Son, pues, los olvidados, los que pertenecen a esas comunidades ignoradas cuyo nombre sólo conocen quienes allí nacen y viven, los que continúan aportando a la guerra esa «carne de cañón» tan necesaria e imprescindible, sin la que las grandes y prolongadas campañas no podrían ganarse. Las cosas han cambiado poco en este aspecto y las más modernas tecnologías bélicas, hoy tan extendidas, no han logrado invertir la tendencia.

Aunque desde el asalto a Iwo Jima hasta la ocupación de Iraq han cambiado radicalmente muchos aspectos del combate, desde la táctica hasta el armamento, los que aportan el verdadero esfuerzo de la guerra siguen siendo los mismos: los soldados. Y éstos no proceden de los estratos más elevados de la sociedad, sino de los más desfavorecidos. Ellos son los que, poniendo en juego su vida, llenan de contenido la retórica de los dirigentes, sean políticos o altos mandos militares. Esas arengas sobre la sangre, el sudor y las lágrimas; la obstinada determinación de resistir que aureola al dirigente político «fuerte», como gusta decir Bush; o, con las palabras de su último discurso sobre la guerra en Iraq, los que sostienen con su esfuerzo personal esa «mayor paciencia, sacrificio y determinación» que el presidente solicita ahora del pueblo estadounidense para continuar la insensata implicación de EEUU en el caos iraquí.

Aunque sea para imponer la democracia por la fuerza, como se pretende hacer con la ocupación militar de Iraq, la guerra no es democrática.

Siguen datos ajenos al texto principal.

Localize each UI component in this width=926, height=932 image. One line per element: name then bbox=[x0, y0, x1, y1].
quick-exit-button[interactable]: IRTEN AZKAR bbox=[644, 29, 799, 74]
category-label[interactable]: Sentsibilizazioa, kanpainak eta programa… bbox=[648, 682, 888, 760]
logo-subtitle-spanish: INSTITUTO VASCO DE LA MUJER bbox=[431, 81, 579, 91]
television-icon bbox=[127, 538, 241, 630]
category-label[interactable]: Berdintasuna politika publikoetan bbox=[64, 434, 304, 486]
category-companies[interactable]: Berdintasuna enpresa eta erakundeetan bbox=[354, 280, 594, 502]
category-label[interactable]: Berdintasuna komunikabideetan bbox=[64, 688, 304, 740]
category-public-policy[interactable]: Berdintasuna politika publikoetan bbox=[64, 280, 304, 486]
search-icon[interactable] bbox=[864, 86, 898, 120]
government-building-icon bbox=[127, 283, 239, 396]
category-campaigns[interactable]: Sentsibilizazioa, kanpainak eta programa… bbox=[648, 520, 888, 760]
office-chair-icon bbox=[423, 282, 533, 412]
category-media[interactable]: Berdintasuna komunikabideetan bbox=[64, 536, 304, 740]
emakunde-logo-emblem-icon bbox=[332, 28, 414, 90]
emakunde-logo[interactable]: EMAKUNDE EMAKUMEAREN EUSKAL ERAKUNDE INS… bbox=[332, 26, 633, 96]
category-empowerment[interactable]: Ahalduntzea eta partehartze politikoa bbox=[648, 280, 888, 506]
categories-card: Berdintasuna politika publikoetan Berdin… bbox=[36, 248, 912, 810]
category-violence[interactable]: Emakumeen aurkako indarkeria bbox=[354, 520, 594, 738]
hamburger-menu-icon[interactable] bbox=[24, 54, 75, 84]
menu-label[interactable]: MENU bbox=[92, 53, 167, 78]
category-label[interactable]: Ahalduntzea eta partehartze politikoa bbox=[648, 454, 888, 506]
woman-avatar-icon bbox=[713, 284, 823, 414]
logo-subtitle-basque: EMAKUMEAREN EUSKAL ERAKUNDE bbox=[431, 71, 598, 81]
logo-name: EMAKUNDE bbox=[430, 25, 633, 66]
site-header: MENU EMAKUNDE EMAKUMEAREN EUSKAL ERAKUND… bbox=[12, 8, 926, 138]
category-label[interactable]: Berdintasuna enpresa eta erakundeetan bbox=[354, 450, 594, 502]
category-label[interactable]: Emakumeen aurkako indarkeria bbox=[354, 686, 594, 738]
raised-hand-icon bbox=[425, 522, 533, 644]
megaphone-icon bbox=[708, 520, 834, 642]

Esta afirmación no se refiere a la necesidad de disciplina jerarquizada en los ejércitos en combate. Va más allá. Porque siguen siendo los más desfavorecidos, los olvidados, los ignorados, quienes con el sacrificio de sus vidas apoyan el esfuerzo bélico de las naciones. Muchos de ellos, como muestra el filme de Clint Eastwood, terminan sus «heroicas» carreras militares, ignorados y abandonados, una vez que su arrojo ya no es necesario.

Desconfíe, estimado lector, cuando vea esas informaciones de prensa o televisión que se tienen por refinadas, donde se cubren con flechas y diagramas los mapas de algún territorio en conflicto, y unos presuntos estrategas desarrollan sus ideas sobre cómo triunfar del modo más eficaz. Vea en cada flecha centenares, miles de soldados, procedentes de los sectores más olvidados de la sociedad, que con su esfuerzo personal hacen posible la gloria, las medallas y el tradicional culto a los héroes.